The capital reserve including the free reserve is £280m of which £160m is directed reserve ie it comes from a donation for which the giver has specified how the legacy will be spent.
The £280m is invested £121m in equity, £14m in property, £52m in fixed interest, £13m in cash and £81m in real/absolute return fund. Taking a weighted average, the total loss on these investments *could* be £32m as at this morning.
If you then reduce the free reserve proportionately, the reserve stands at 10months. Earlier this decade the RNLI did some sums under the scrutiny of the government & Charity Commissioners and restated their free assets requirement from 1 to 3 years free assets to 8 to 16months.
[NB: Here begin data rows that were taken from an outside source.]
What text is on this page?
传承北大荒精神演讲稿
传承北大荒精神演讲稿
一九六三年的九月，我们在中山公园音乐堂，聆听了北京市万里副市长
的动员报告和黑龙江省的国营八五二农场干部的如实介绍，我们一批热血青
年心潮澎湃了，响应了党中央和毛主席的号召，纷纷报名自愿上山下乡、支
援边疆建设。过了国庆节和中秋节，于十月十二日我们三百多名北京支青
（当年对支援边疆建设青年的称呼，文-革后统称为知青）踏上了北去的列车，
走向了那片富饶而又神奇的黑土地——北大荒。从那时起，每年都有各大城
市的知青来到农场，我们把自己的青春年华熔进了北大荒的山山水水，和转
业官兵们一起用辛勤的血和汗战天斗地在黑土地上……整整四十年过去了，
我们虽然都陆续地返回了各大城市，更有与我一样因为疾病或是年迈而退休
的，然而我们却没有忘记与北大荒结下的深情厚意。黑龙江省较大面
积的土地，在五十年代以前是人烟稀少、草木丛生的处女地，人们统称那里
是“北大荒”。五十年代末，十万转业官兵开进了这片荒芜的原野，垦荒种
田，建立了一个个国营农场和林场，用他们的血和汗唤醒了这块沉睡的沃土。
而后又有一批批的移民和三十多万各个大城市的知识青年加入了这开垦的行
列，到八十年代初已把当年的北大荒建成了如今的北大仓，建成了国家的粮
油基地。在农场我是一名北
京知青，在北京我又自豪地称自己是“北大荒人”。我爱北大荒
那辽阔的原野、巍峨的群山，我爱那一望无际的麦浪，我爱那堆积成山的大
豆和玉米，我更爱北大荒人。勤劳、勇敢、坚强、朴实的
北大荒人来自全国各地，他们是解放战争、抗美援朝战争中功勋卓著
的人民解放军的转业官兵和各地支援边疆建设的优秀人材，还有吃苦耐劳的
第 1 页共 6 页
Some vehemently objected to this because it was part of this governments assumption that, to put it crudely, the good times would continue ad infinitum. It was the same strategy that forced pension funds to divest their surpluses. What the strategy did was to increase expenditure in the UK economy at the expense of the holders long term security.
The suggestion earlier by another that the RNLI was not a business and that "you don't get it" is an utterly abysmal misunderstanding of what the RNLI are engaged in.